A Mathematical Coincidence, or more?

Solution 1:

That is known as a "Borwein Integral", named after one of the authors of the paper you linked.

http://en.wikipedia.org/wiki/Borwein_integral

Wikipedia has some references which explain what is going on. Here is one of them.

http://schmid-werren.ch/hanspeter/publications/2014elemath.pdf

I would have left this as a comment but this site requires 50 reputation for that.

Solution 2:

This is not a complete answer, but I followed their advice "see [16, chap. 2] for additional details" (that's the book Experimentation in Mathematics). In section 2.5.2 they show that the cosine product (without the factor $\cos 2x$) equals $\prod_{k=0}^{\infty} \operatorname{sinc}\left(\frac{2x}{2k+1}\right)$, whose integral can be computed using the Fourier transform, giving an answer $\pi_1$ which is a bit less than $\pi/4$.

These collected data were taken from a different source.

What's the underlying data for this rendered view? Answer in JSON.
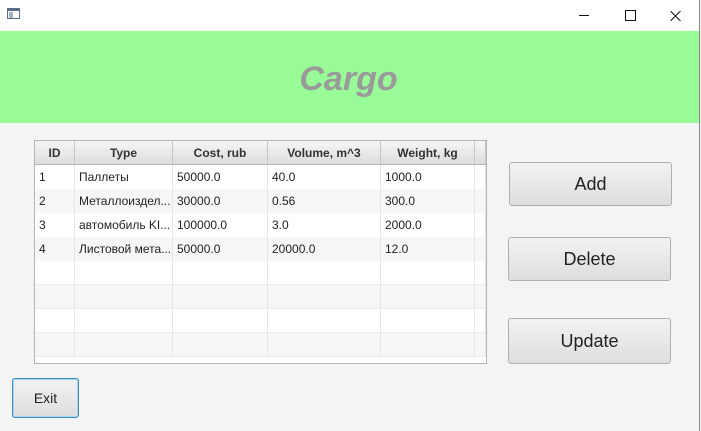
{
  "window": {
    "controls": {
      "minimize_icon": "minimize-icon",
      "maximize_icon": "maximize-icon",
      "close_icon": "close-icon"
    }
  },
  "header": {
    "title": "Cargo",
    "background": "#99fb98",
    "title_color": "#9a9a9a"
  },
  "table": {
    "columns": [
      "ID",
      "Type",
      "Cost, rub",
      "Volume, m^3",
      "Weight, kg"
    ],
    "rows": [
      [
        "1",
        "Паллеты",
        "50000.0",
        "40.0",
        "1000.0"
      ],
      [
        "2",
        "Металлоиздел...",
        "30000.0",
        "0.56",
        "300.0"
      ],
      [
        "3",
        "автомобиль KI...",
        "100000.0",
        "3.0",
        "2000.0"
      ],
      [
        "4",
        "Листовой мета...",
        "50000.0",
        "20000.0",
        "12.0"
      ]
    ]
  },
  "buttons": {
    "add": "Add",
    "delete": "Delete",
    "update": "Update",
    "exit": "Exit"
  }
}
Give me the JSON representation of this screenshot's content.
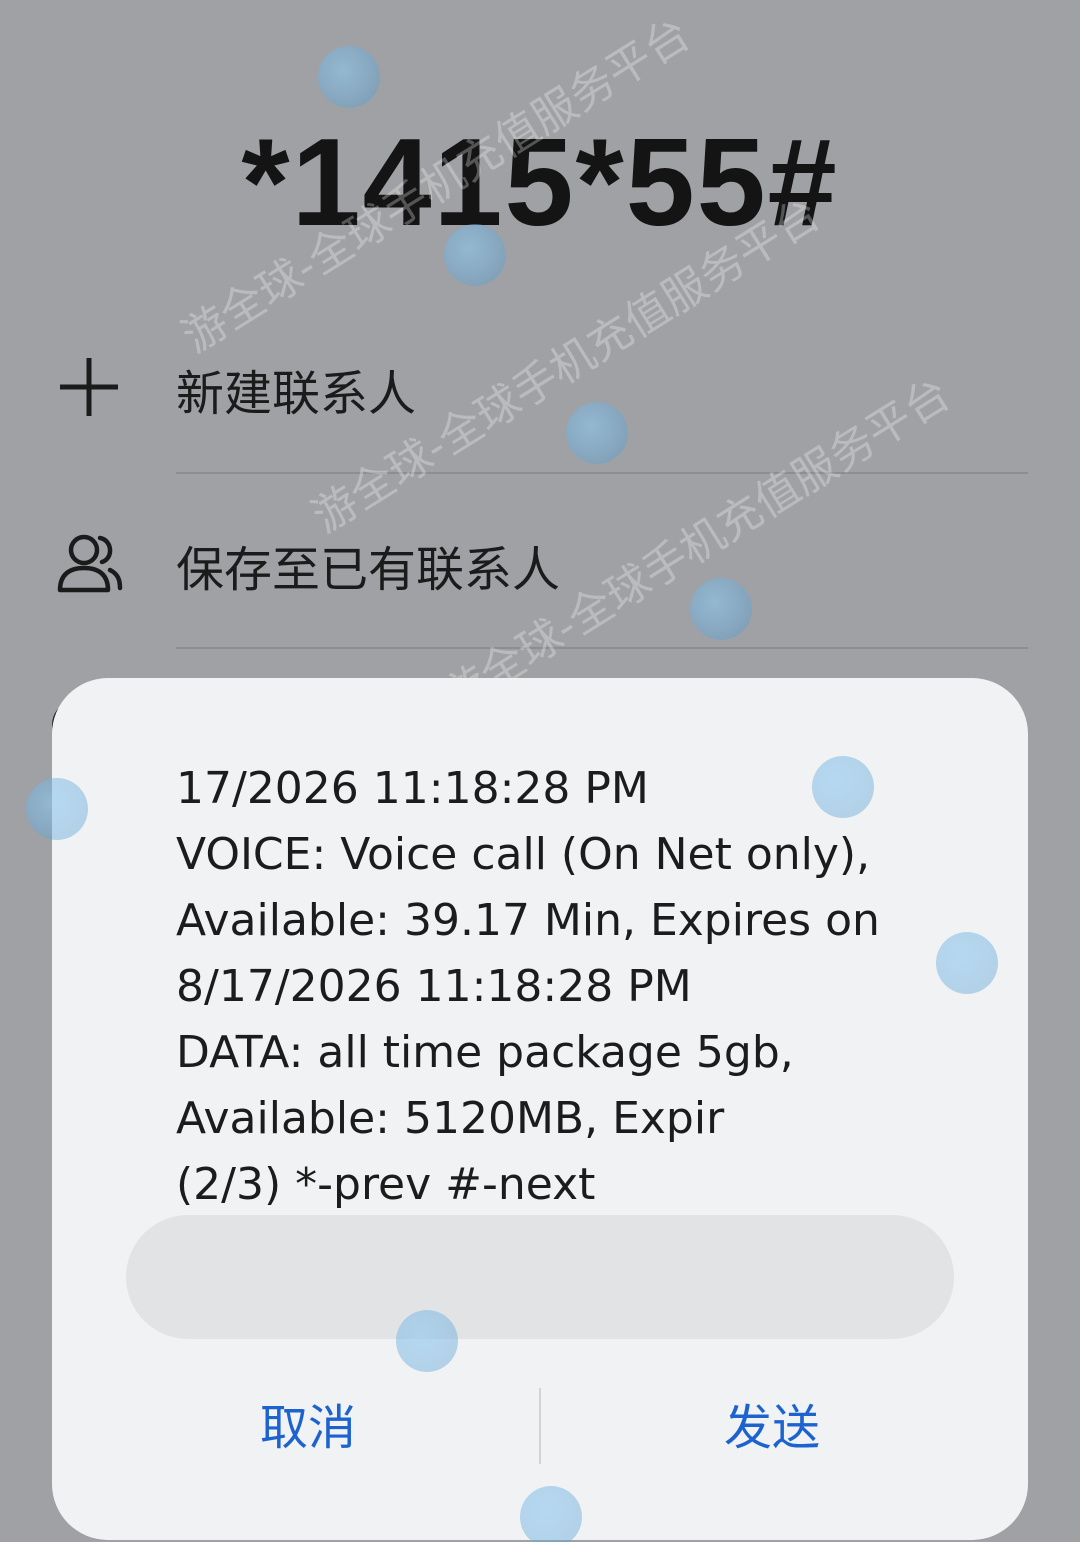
{
  "dialer": {
    "number": "*1415*55#"
  },
  "menu": {
    "new_contact": "新建联系人",
    "save_to_existing": "保存至已有联系人"
  },
  "ussd_dialog": {
    "message": "17/2026 11:18:28 PM\nVOICE: Voice call (On Net only), Available: 39.17 Min, Expires on 8/17/2026 11:18:28 PM\nDATA: all time package 5gb, Available: 5120MB, Expir\n(2/3) *-prev #-next",
    "reply_value": "",
    "cancel_label": "取消",
    "send_label": "发送"
  },
  "watermark": {
    "text": "游全球-全球手机充值服务平台"
  },
  "colors": {
    "background": "#9fa1a4",
    "dialog": "#f1f2f3",
    "accent": "#1d63d0"
  }
}
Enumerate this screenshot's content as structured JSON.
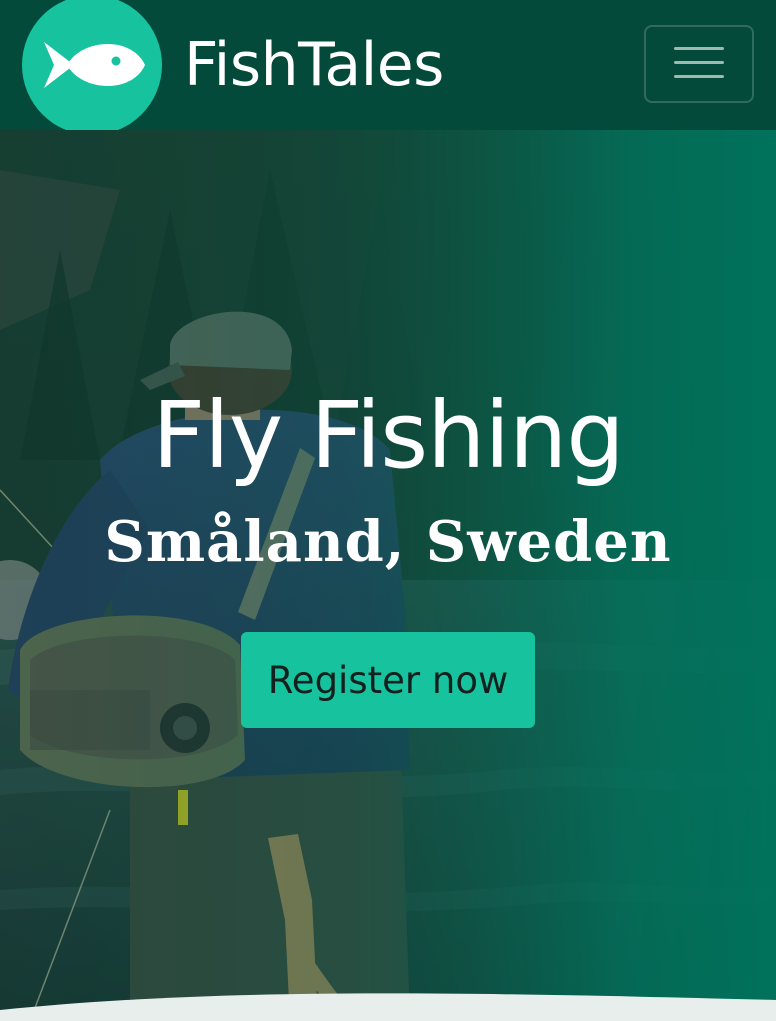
{
  "navbar": {
    "brand_name": "FishTales",
    "logo_icon": "fish-icon",
    "menu_icon": "hamburger-menu-icon"
  },
  "hero": {
    "background_image": "fly-fisherman-in-river-photo",
    "title": "Fly Fishing",
    "subtitle": "Småland, Sweden",
    "cta_label": "Register now"
  },
  "colors": {
    "navbar_bg": "#044a3b",
    "logo_circle": "#17c29e",
    "cta_bg": "#17c29e",
    "overlay_teal": "#007a62",
    "text_light": "#ffffff",
    "cta_text": "#14201d"
  }
}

(Ultimately, this is because the Fourier transform of the sinc function is the characteristic function of a symmetric interval around the origin, and if you take the convolution product of several such functions, it will "gnaw" its way into the origin if you have sufficiently many factors with sufficiently big intervals, making the value there less than $1$. See page 22 in the paper, and this answer on MO; don't miss the comments!).

For the integral $\pi_2$ (with the factor $\cos 2x$), they don't give any details (it's just an exercise on page 124 to prove that $\pi_2 < \pi/8$), but I presume it's pretty similar. To see just why the deviation from $\pi/8$ becomes so very tiny, one would have to work out exactly what the corresponding sinc product is in that case. Perhaps if you wait a while, someone will do it and give a fuller answer here.